Quand Kpodzro fit le compte rendu au bureau puis à la plénière, ce fut l’hilarité générale. Eyadéma prétendait n’être au courant de rien. Et qu’il aurait même négocié durement avec les bidasses pour qu’ils libèrent les hauts conseillers. Il se fit même passer pour un grand démocrate. En conclusion, il était innocent de tout reproche, comme d’habitude !
Quelles leçons tirez-vous de cet évènement ?

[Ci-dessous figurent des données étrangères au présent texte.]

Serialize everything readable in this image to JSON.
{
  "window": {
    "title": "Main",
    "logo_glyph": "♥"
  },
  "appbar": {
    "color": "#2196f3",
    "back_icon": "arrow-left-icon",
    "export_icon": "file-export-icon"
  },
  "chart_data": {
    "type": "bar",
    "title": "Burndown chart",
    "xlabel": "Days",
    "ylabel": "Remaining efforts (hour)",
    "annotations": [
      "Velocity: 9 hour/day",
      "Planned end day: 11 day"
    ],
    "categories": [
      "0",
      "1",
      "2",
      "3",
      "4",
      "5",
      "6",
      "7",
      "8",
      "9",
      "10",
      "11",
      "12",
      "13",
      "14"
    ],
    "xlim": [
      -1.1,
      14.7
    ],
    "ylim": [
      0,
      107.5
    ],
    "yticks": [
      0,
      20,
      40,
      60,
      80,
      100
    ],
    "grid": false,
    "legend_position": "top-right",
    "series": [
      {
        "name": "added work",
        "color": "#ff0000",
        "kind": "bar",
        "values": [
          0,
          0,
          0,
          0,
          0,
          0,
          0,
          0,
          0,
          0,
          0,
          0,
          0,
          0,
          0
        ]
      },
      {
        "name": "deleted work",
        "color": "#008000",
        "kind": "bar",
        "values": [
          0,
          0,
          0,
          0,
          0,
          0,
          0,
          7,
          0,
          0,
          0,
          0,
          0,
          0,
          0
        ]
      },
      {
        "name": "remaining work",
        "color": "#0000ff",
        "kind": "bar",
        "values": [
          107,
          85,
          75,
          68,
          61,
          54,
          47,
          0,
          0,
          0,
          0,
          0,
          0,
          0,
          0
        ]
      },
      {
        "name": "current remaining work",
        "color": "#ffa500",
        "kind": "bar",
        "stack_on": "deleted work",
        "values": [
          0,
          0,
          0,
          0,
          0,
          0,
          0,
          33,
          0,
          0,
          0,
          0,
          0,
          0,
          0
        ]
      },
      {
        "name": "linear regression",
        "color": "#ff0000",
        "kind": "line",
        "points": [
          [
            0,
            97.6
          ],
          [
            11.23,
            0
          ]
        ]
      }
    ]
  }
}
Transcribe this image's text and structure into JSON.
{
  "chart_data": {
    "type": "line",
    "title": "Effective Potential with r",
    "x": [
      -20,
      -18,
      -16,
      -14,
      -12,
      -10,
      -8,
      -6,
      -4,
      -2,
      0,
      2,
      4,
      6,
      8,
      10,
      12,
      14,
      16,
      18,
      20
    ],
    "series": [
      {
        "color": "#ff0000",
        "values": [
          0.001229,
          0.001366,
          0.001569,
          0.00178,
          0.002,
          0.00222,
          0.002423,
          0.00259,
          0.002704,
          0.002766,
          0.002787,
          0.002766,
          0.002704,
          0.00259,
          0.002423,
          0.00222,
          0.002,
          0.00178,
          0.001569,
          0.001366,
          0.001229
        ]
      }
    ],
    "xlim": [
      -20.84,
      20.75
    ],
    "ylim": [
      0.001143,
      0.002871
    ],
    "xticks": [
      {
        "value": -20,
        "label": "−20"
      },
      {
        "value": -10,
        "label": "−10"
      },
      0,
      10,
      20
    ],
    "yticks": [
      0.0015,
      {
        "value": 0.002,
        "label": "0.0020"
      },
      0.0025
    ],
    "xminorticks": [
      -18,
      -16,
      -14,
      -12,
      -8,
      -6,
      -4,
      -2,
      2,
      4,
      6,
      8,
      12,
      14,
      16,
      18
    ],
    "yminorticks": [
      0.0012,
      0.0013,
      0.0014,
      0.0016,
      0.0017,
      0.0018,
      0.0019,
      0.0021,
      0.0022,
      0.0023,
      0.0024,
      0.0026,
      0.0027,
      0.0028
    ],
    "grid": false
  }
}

Les antidémocrates ont assassiné l’avènement de la démocratie au Togo. Le crime a débuté lorsque le dictateur a fait partir de la Conférence nationale souveraine l’armée par peur de sa contagion démocratique comme au Bénin voisin. Toute la transition démocratique fut une série de coups d’État, d’assassinats, de campagnes de terreurs organisées par tous ceux qui avaient peur de la démocratie et de la fin de leur culture de l’impunité par rapport aux crimes, aux violations des droits humains et à la corruption. Ces individus ne se battaient pas pour un idéal mais pour des intérêts égoïstes et crapuleux. Ils ont choisi leurs petites personnes au détriment du peuple. Sans l’abolition de la dictature militaire et du règne du clan Gnassingbé, le Togo est foutu.